Monday, August 14, 2017

Response to The Job at Hand

(See: Just Above Sunset: The Job at Hand)

In a classic case of “Man Bites Dog”, we now see the elephants sweeping up after the man with the shovel, who can’t seem to figure out what to do with all the poopy he keeps leaving behind himself.

Here’s how E.J. Dionne puts it:
Advisers to the president tried to clean up after this moral failure, putting out a statement Sunday morning – attributed to no one – declaring that “of course” his condemnation of violence “includes white supremacists, KKK, neo-Nazi and all extremist groups.” 
But if that “of course” is sincere, why didn’t Trump say these things in the first place? And why hang on to the president’s inexcusable moral equivalence by adding that phrase “and all extremist groups”?
Not to mention the fact that Trump apparently couldn’t bring himself to tell us this himself, in his own words, maybe because he’s reluctant to ever admit he did something that needs clarification — for fear of messaging “weakness” — but probably also because he wants deniability to all his alt-supporters.

I also can’t help but wonder if the flaming rebukes Trump has received from his fellow Republicans, Lyin’ Ted Cruz and Little Marco Rubio, concerning his response, might be the result of both ex-candidates feeling that there might be no real price to pay for payback — which, in itself, is a sign that his scorched-earth, tough-guy, bullying approach during the primaries may not have been such a good idea after all, especially when it comes to trying to build the coalition he would later need to lean on, to get things done during his presidency.

Oh, well, at least America can chalk that up to just another "rooky mistake". Next time, we'll know not to elect an amateur.

By the way, this incident should also serve as a reminder of what Hillary Clinton was talking about when she alluded to much of Trump’s support coming from a “basket of deplorables”:
”You know, to just be grossly generalistic, you could put half of Trump's supporters into what I call the basket of deplorables. Right? (Laughter/applause)

The racist, sexist, homophobic, xenophobic, Islamophobic — you name it. And unfortunately, there are people like that. And he has lifted them up. He has given voice to their websites that used to only have 11,000 people — now have 11 million. He tweets and retweets their offensive hateful mean-spirited rhetoric. Now, some of those folks — they are irredeemable, but thankfully they are not America. But the other basket ... that other basket of people are people who feel that the government has let them down, the economy has let them down, nobody cares about them, nobody worries about what happens to their lives and their futures, and they're just desperate for change.

It doesn't really even matter where it comes from. They don't buy everything he says, but he seems to hold out some hope that their lives will be different. They won't wake up and see their jobs disappear, lose a kid to heroin, feel like they're in a dead-end. Those are people we have to understand and empathize with as well.
Back then, many Trump supporters chose to misinterpret that “deplorables” comment as referring to all Trump voters, but it didn’t; she was talking about all the haters, the racists, the white-supremacists, the extremist vermin who now felt liberated enough by Trump’s candidacy to come out of hiding from the American fringes, to declare for Trump. He has pretended to not see them standing there behind him, but we know he knows they’re there because of the obvious care he takes not to say anything to offend them.

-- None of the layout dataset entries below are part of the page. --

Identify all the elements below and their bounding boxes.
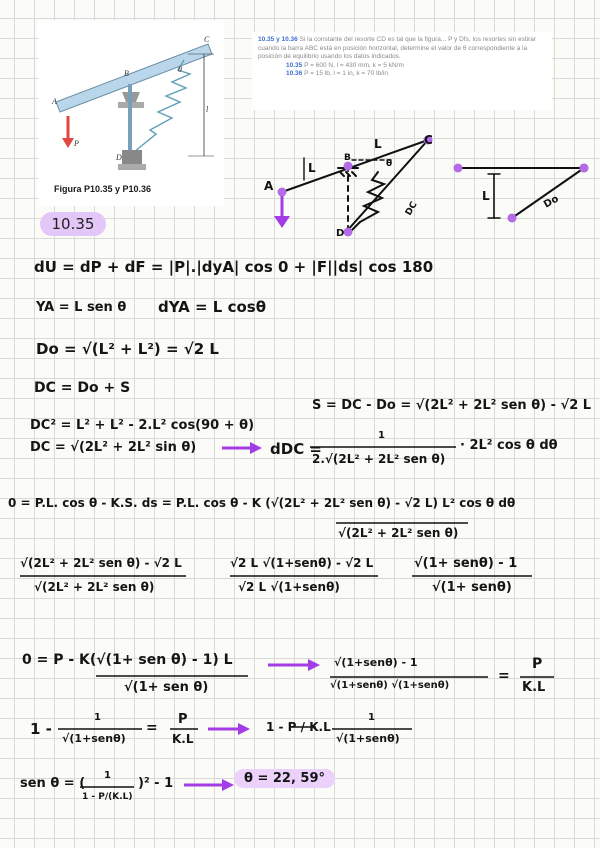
reduced-fraction-numerator: √(1+senθ) - 1 (334, 656, 418, 669)
p-over-kl-denominator: K.L (172, 732, 194, 746)
do-equation: Do = √(L² + L²) = √2 L (36, 340, 219, 358)
force-arrow-head (274, 216, 290, 228)
ratio-denominator-1: √(2L² + 2L² sen θ) (34, 580, 155, 594)
p-over-kl-numerator: P (178, 712, 188, 727)
problem-text: Si la constante del resorte CD es tal que la figura... P y Dfs, los resortes sin estirar cuando la barra ABC está en posición horizontal, determine el valor de θ correspondiente a la posición de equilibrio usando los datos indicados. (258, 36, 537, 61)
p-numerator: P (532, 656, 543, 672)
dya-equation: dYA = L cosθ (158, 298, 266, 316)
sketch-label-theta: θ (386, 159, 393, 169)
label-p: P (74, 139, 79, 148)
ratio-numerator-2: √2 L √(1+senθ) - √2 L (230, 556, 374, 570)
problem-number: 10.35 y 10.36 (258, 36, 298, 43)
final-answer: θ = 22, 59° (234, 769, 335, 788)
sketch-label-c: C (424, 133, 433, 147)
kl-denominator: K.L (522, 680, 546, 695)
problem-1035-number: 10.35 (286, 61, 303, 69)
reduced-fraction-denominator: √(1+senθ) √(1+senθ) (330, 680, 450, 691)
one-numerator: 1 (94, 712, 101, 723)
ddc-numerator: 1 (378, 430, 385, 441)
ratio-denominator-2: √2 L √(1+senθ) (238, 580, 340, 594)
one-minus-p-kl: 1 - P / K.L (266, 720, 331, 734)
equals-sign-2: = (146, 720, 158, 736)
dc-equation: DC = √(2L² + 2L² sin θ) (30, 440, 197, 455)
figure-caption: Figura P10.35 y P10.36 (54, 184, 152, 194)
dc-sum-equation: DC = Do + S (34, 380, 131, 396)
sketch-label-l1: L (374, 137, 382, 151)
label-l: l (206, 105, 209, 114)
label-c: C (204, 35, 210, 44)
final-one-numerator: 1 (368, 712, 375, 723)
ya-equation: YA = L sen θ (36, 300, 127, 315)
label-theta: θ (178, 65, 182, 74)
ddc-denominator: 2.√(2L² + 2L² sen θ) (312, 452, 446, 466)
sketch-label-d: D (336, 228, 345, 239)
sketch-label-b: B (344, 153, 351, 163)
sketch-label-a: A (264, 179, 274, 193)
equals-sign: = (498, 668, 510, 684)
ddc-factor: · 2L² cos θ dθ (460, 438, 558, 453)
equilibrium-denominator: √(2L² + 2L² sen θ) (338, 526, 459, 540)
sen-theta-equation: sen θ = ( (20, 776, 86, 791)
problem-1036-number: 10.36 (286, 70, 303, 78)
label-b: B (124, 69, 129, 78)
sketch-label-do: Do (542, 193, 561, 211)
sen-theta-tail: )² - 1 (138, 776, 174, 791)
reduced-equation: 0 = P - K(√(1+ sen θ) - 1) L (22, 652, 233, 668)
sketch-label-l2: L (308, 161, 316, 175)
dc-squared-equation: DC² = L² + L² - 2.L² cos(90 + θ) (30, 418, 255, 433)
s-equation: S = DC - Do = √(2L² + 2L² sen θ) - √2 L (312, 398, 592, 413)
sqrt-denominator: √(1+senθ) (62, 732, 126, 745)
equilibrium-equation: 0 = P.L. cos θ - K.S. ds = P.L. cos θ - K (√(2L² + 2L² sen θ) - √2 L) L² cos θ dθ (8, 496, 516, 510)
sketch-label-l3: L (482, 189, 490, 203)
virtual-work-equation: dU = dP + dF = |P|.|dyA| cos 0 + |F||ds| cos 180 (34, 258, 434, 276)
exercise-badge: 10.35 (40, 212, 106, 236)
final-sqrt-denominator: √(1+senθ) (336, 732, 400, 745)
sketch-label-dc: DC (403, 200, 420, 218)
label-a: A (52, 97, 57, 106)
ratio-numerator-1: √(2L² + 2L² sen θ) - √2 L (20, 556, 182, 570)
ratio-denominator-3: √(1+ senθ) (432, 580, 512, 595)
ratio-numerator-3: √(1+ senθ) - 1 (414, 556, 518, 571)
problem-1036-data: P = 15 lb, l = 1 in, k = 70 lb/in (304, 70, 388, 78)
one-minus: 1 - (30, 720, 52, 738)
ddc-label: dDC = (270, 440, 322, 458)
reduced-denominator: √(1+ sen θ) (124, 680, 209, 695)
sen-theta-denominator: 1 - P/(K.L) (82, 792, 133, 802)
problem-1035-data: P = 600 N, l = 430 mm, k = 5 kN/m (304, 61, 404, 69)
label-d: D (116, 153, 122, 162)
sen-theta-numerator: 1 (104, 770, 111, 781)
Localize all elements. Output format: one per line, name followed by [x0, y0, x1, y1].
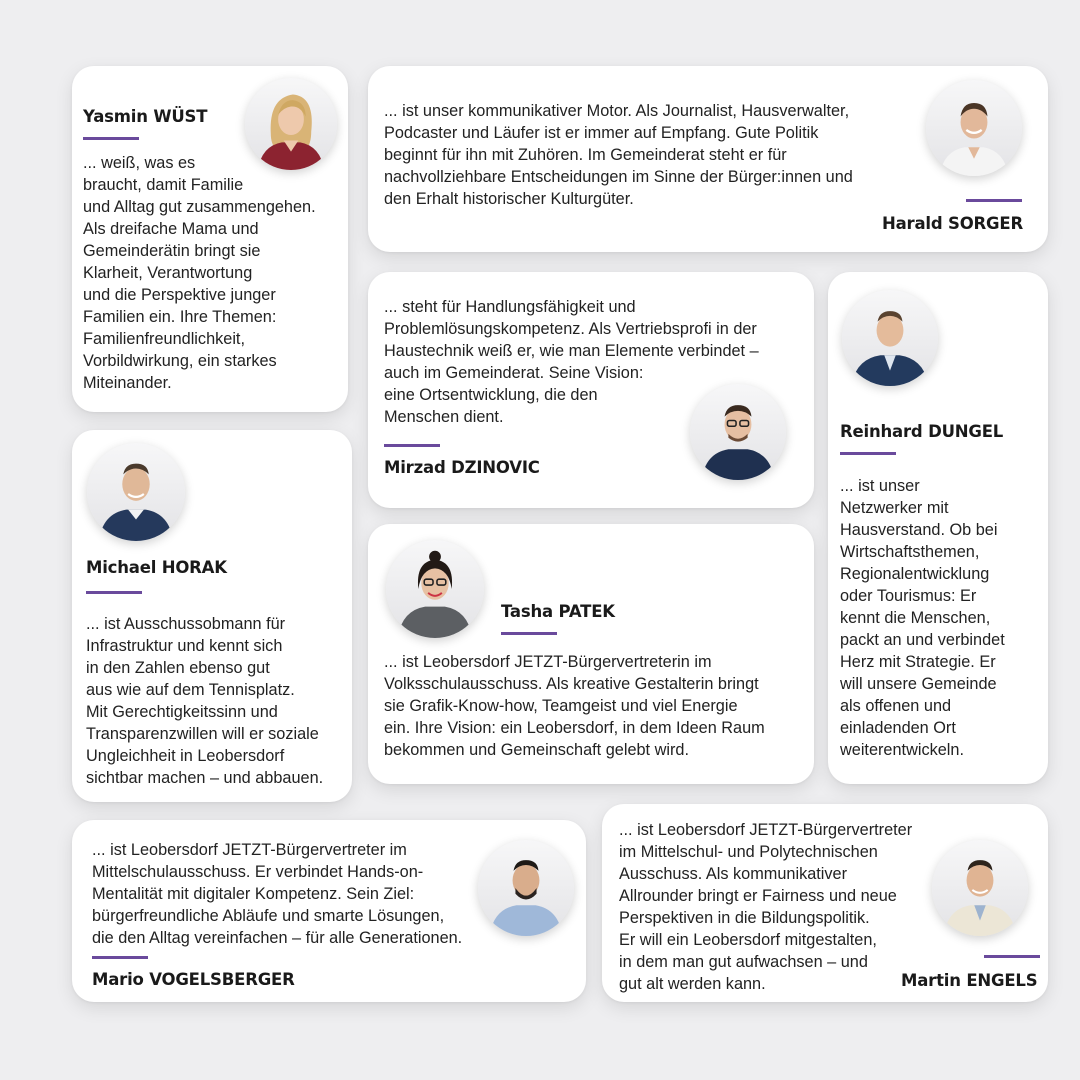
portrait-photo	[932, 840, 1028, 936]
member-card-reinhard-dungel	[828, 272, 1048, 784]
name-underline	[86, 591, 142, 594]
member-description: ... ist Leobersdorf JETZT-Bürgervertreter im Mittelschulausschuss. Er verbindet Hands-on- Mentalität mit digitaler Kompetenz. Sein Ziel: bürgerfreundliche Abläufe und smarte Lösungen, die den Alltag vereinfachen – für alle Generationen.	[92, 841, 463, 947]
member-name: Yasmin WÜST	[83, 107, 208, 126]
member-description: ... ist Leobersdorf JETZT-Bürgervertreter im Mittelschul- und Polytechnischen Ausschuss. Als kommunikativer Allrounder bringt er Fairness und neue Perspektiven in die Bildungspolitik. Er will ein Leobersdorf mitgestalten, in dem man gut aufwachsen – und gut alt werden kann.	[619, 821, 913, 993]
name-underline	[966, 199, 1022, 202]
portrait-man-white-shirt-icon	[926, 80, 1022, 176]
portrait-photo	[87, 443, 185, 541]
portrait-photo	[478, 840, 574, 936]
name-underline	[83, 137, 139, 140]
name-underline	[92, 956, 148, 959]
member-name: Harald SORGER	[882, 214, 1023, 233]
member-description: ... ist unser Netzwerker mit Hausverstand. Ob bei Wirtschaftsthemen, Regionalentwicklung oder Tourismus: Er kennt die Menschen, packt an und verbindet Herz mit Strategie. Er will unsere Gemeinde als offenen und einladenden Ort weiterentwickeln.	[840, 477, 1005, 759]
member-name: Martin ENGELS	[901, 971, 1038, 990]
name-underline	[384, 444, 440, 447]
portrait-photo	[926, 80, 1022, 176]
portrait-photo	[386, 540, 484, 638]
member-card-mirzad-dzinovic	[368, 272, 814, 508]
member-description: ... weiß, was es braucht, damit Familie und Alltag gut zusammengehen. Als dreifache Mama und Gemeinderätin bringt sie Klarheit, Verantwortung und die Perspektive junger Familien ein. Ihre Themen: Familienfreundlichkeit, Vorbildwirkung, ein starkes Miteinander.	[83, 154, 316, 392]
member-name: Mirzad DZINOVIC	[384, 458, 540, 477]
member-card-harald-sorger	[368, 66, 1048, 252]
name-underline	[840, 452, 896, 455]
portrait-man-cardigan-icon	[932, 840, 1028, 936]
member-name: Michael HORAK	[86, 558, 227, 577]
member-card-yasmin-wuest	[72, 66, 348, 412]
portrait-photo	[842, 290, 938, 386]
portrait-man-blue-shirt-icon	[478, 840, 574, 936]
member-card-michael-horak	[72, 430, 352, 802]
portrait-man-sweater-icon	[87, 443, 185, 541]
member-card-mario-vogelsberger	[72, 820, 586, 1002]
member-description: ... steht für Handlungsfähigkeit und Problemlösungskompetenz. Als Vertriebsprofi in der Haustechnik weiß er, wie man Elemente verbindet – auch im Gemeinderat. Seine Vision: eine Ortsentwicklung, die den Menschen dient.	[384, 298, 759, 426]
member-description: ... ist Ausschussobmann für Infrastruktur und kennt sich in den Zahlen ebenso gut aus wie auf dem Tennisplatz. Mit Gerechtigkeitssinn und Transparenzwillen will er soziale Ungleichheit in Leobersdorf sichtbar machen – und abbauen.	[86, 615, 324, 787]
member-description: ... ist unser kommunikativer Motor. Als Journalist, Hausverwalter, Podcaster und Läufer ist er immer auf Empfang. Gute Politik beginnt für ihn mit Zuhören. Im Gemeinderat steht er für nachvollziehbare Entscheidungen im Sinne der Bürger:innen und den Erhalt historischer Kulturgüter.	[384, 102, 853, 208]
member-description: ... ist Leobersdorf JETZT-Bürgervertreterin im Volksschulausschuss. Als kreative Gestalterin bringt sie Grafik-Know-how, Teamgeist und viel Energie ein. Ihre Vision: ein Leobersdorf, in dem Ideen Raum bekommen und Gemeinschaft gelebt wird.	[384, 653, 765, 759]
portrait-photo	[690, 384, 786, 480]
portrait-woman-glasses-icon	[386, 540, 484, 638]
member-name: Tasha PATEK	[501, 602, 615, 621]
member-name: Reinhard DUNGEL	[840, 422, 1004, 441]
portrait-man-blazer-icon	[842, 290, 938, 386]
member-card-martin-engels	[602, 804, 1048, 1002]
name-underline	[984, 955, 1040, 958]
member-name: Mario VOGELSBERGER	[92, 970, 295, 989]
member-card-tasha-patek	[368, 524, 814, 784]
portrait-man-glasses-icon	[690, 384, 786, 480]
name-underline	[501, 632, 557, 635]
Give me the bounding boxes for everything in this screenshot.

Something else new in all of this is that, never do I remember in the past our ever having to demand the same level of specificity from our president in statements of lamentation they've had to make following a tragedy. I think the closest we’ve come is in the complaints from many on the right after Barrack Obama observed that he imagined Trevon Martin as being the son he never had, during his comments after that Zimmerman guy murdered him.

But other than that — or at least as I remember it — we’ve never expected our president to take sides in a violent clash between political demonstrators.

Why is that?

Maybe because, back then, we could also assume that we all knew which side was the good guys and which the bad. It doesn’t speak well for the Donald Trump era, much less for the man himself, that even those on the right are demanding he clarify where he himself stands on the deplorables spectrum.